Performance under different numbers of parameters. Circles represent 500 dimensions, triangles represent 1000 dimensions, stars represent 1500 dimensions, and squares represent 2000 dimensions.
In order to further test the efficiency of our models, we chose three models that performe well to compare the runtimes, TNTComplEx, TLT-KGE(Complex), and TLT-KGE(Quaternion). Although BoxTE also performs well, it takes several days to run, so it was not chosen here. As four models are the tensor decomposition models, they do not need many epochs, so we set the epoch to 100 and the models are tested every 10 epochs, and then the total time of each model is reported. From the Table 8 we can see that the most basic model, TNTComplEx spends the least time on all three datasets. The running time of our models is closer to TNTComplEx on ICEWS14 and ICEWS05-15, while the two models of TLT-KGE need more time. On GDELT, our model requires more time to train, because a small number of entities and relationships and a large number of facts bring complex information, which influences the temporal relevance part and gives a big boost to the performance, but it is still close to the runtime of TLT-KGE(Quaternion).
Running time of three model in units of seconds
For the task of temporal knowledge graph completion, most tensor decomposition models are efficient, we bring temporal relevance into the model and our model still has better performance with little time cost. Therefore, our model can efficiently and effectively represent temporal facts well in different types of TKGs.

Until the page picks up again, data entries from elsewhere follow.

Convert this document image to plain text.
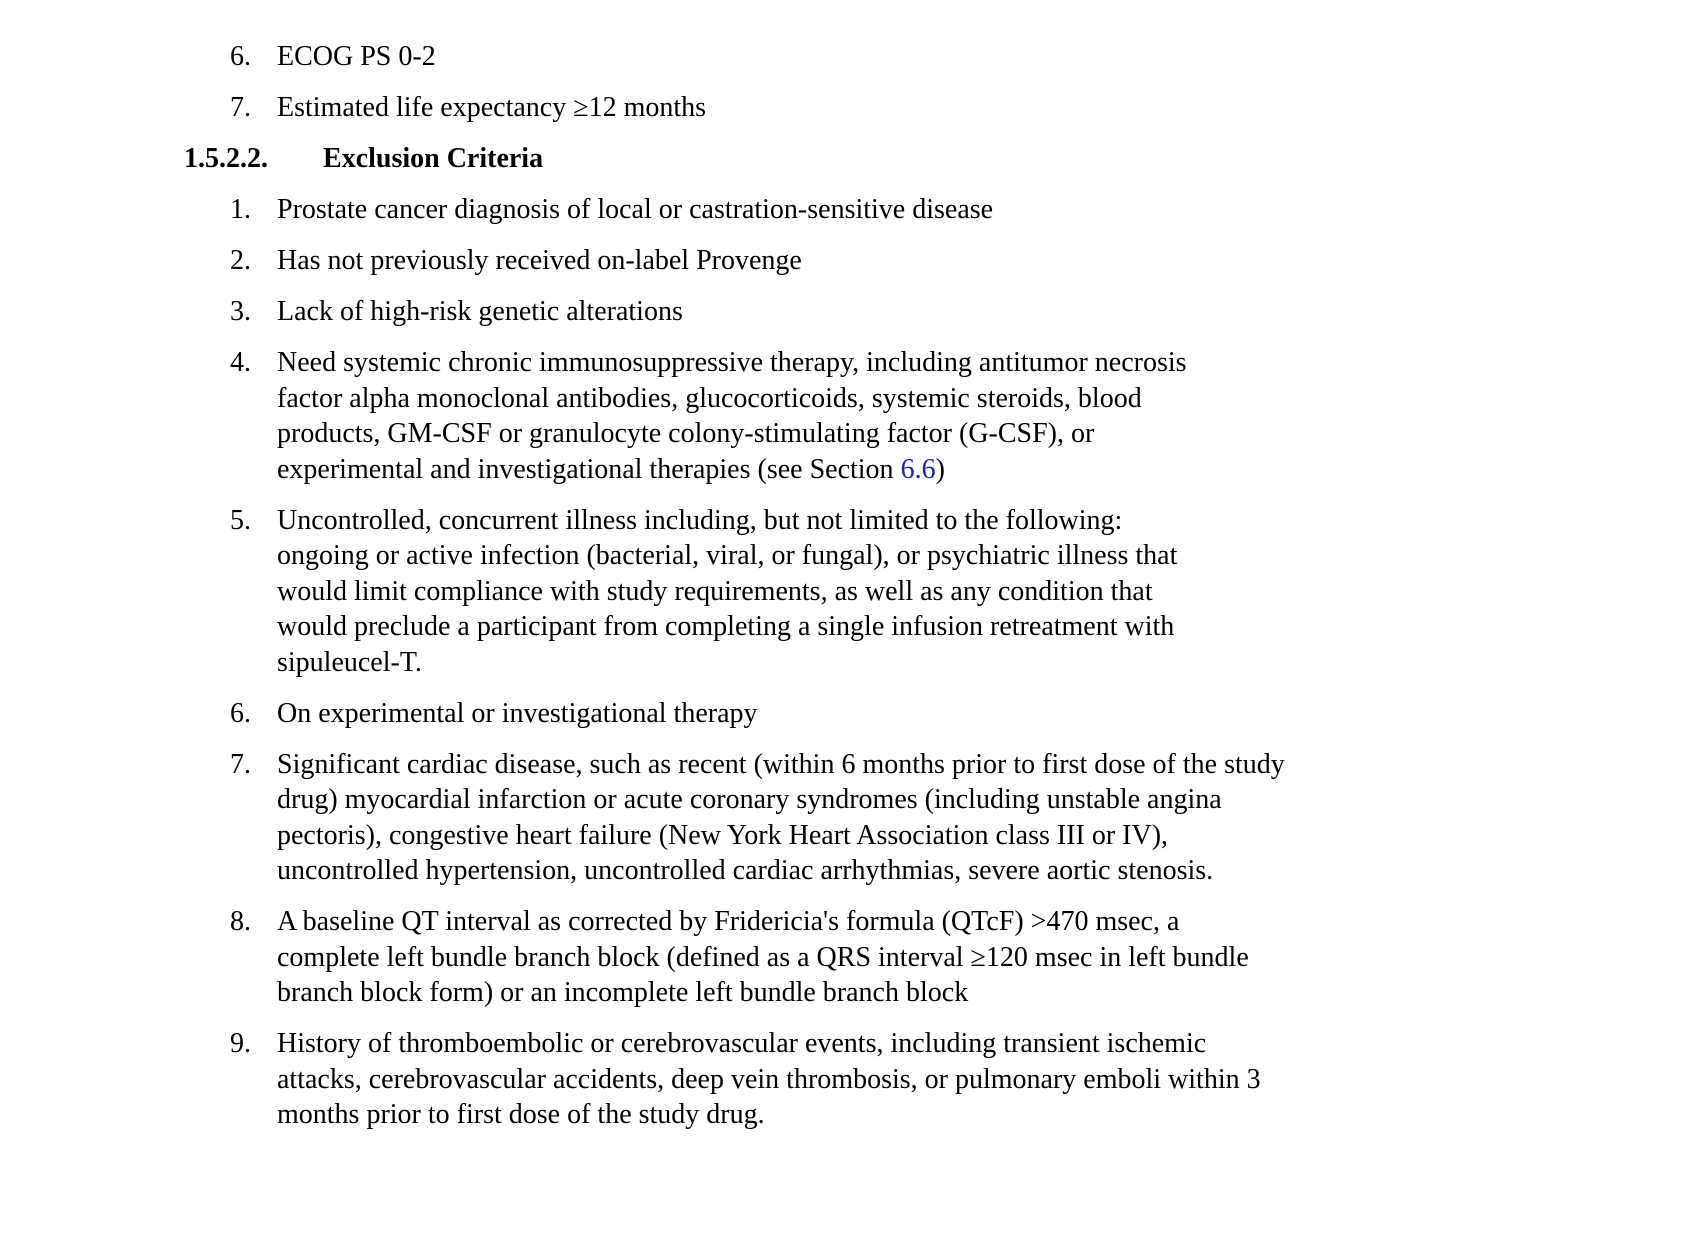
6. ECOG PS 0-2
7. Estimated life expectancy ≥12 months
1.5.2.2. Exclusion Criteria
1. Prostate cancer diagnosis of local or castration-sensitive disease
2. Has not previously received on-label Provenge
3. Lack of high-risk genetic alterations
4. Need systemic chronic immunosuppressive therapy, including antitumor necrosis
factor alpha monoclonal antibodies, glucocorticoids, systemic steroids, blood
products, GM-CSF or granulocyte colony-stimulating factor (G-CSF), or
experimental and investigational therapies (see Section 6.6)
5. Uncontrolled, concurrent illness including, but not limited to the following:
ongoing or active infection (bacterial, viral, or fungal), or psychiatric illness that
would limit compliance with study requirements, as well as any condition that
would preclude a participant from completing a single infusion retreatment with
sipuleucel-T.
6. On experimental or investigational therapy
7. Significant cardiac disease, such as recent (within 6 months prior to first dose of the study
drug) myocardial infarction or acute coronary syndromes (including unstable angina
pectoris), congestive heart failure (New York Heart Association class III or IV),
uncontrolled hypertension, uncontrolled cardiac arrhythmias, severe aortic stenosis.
8. A baseline QT interval as corrected by Fridericia's formula (QTcF) >470 msec, a
complete left bundle branch block (defined as a QRS interval ≥120 msec in left bundle
branch block form) or an incomplete left bundle branch block
9. History of thromboembolic or cerebrovascular events, including transient ischemic
attacks, cerebrovascular accidents, deep vein thrombosis, or pulmonary emboli within 3
months prior to first dose of the study drug.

By decomposing embeddings into real and imaginary parts, we have ensured that both temporal and relational information in facts are well-represented. The real part plays a crucial role in preserving temporal relevance of relational knowledge, guaranteeing that time-sensitive relations are not marginalized. In contrast, the imaginary component captures the nature of the original information, preventing potential information loss. This distinction and simultaneous handling of these components empower our model to preserve more complex characteristic in TKGs. Our experimental results serve as a testament to the model’s proficiency. By excelling in link prediction tasks and outperforming existing state-of-the-art models, it underscores its capability to cater to the dynamics of TKGs. The novelty presented in this paper is not just in the creation of an advanced embedding model but also the demonstration that understanding and effectively representing the interplay between time and relationships in knowledge graphs can bring significant improvements. This serves as a new direction for future research in refining temporal relevance measures or exploring other complex space representations. In conclusion, as TKGs continue to grow in relevance, models like ours will be instrumental in ensuring that the temporal and relational information they contain is comprehensively captured and utilized. We believe that our proposed model sets a new benchmark in TKG embedding.
In future work, we aim at extending this model to handle more intricate temporal patterns by incorporating advanced time-aware components. Additionally, exploring alternative complex space, like quaternion space, representations may unlock even more efficient ways to represent temporal and relational dynamics in knowledge graphs.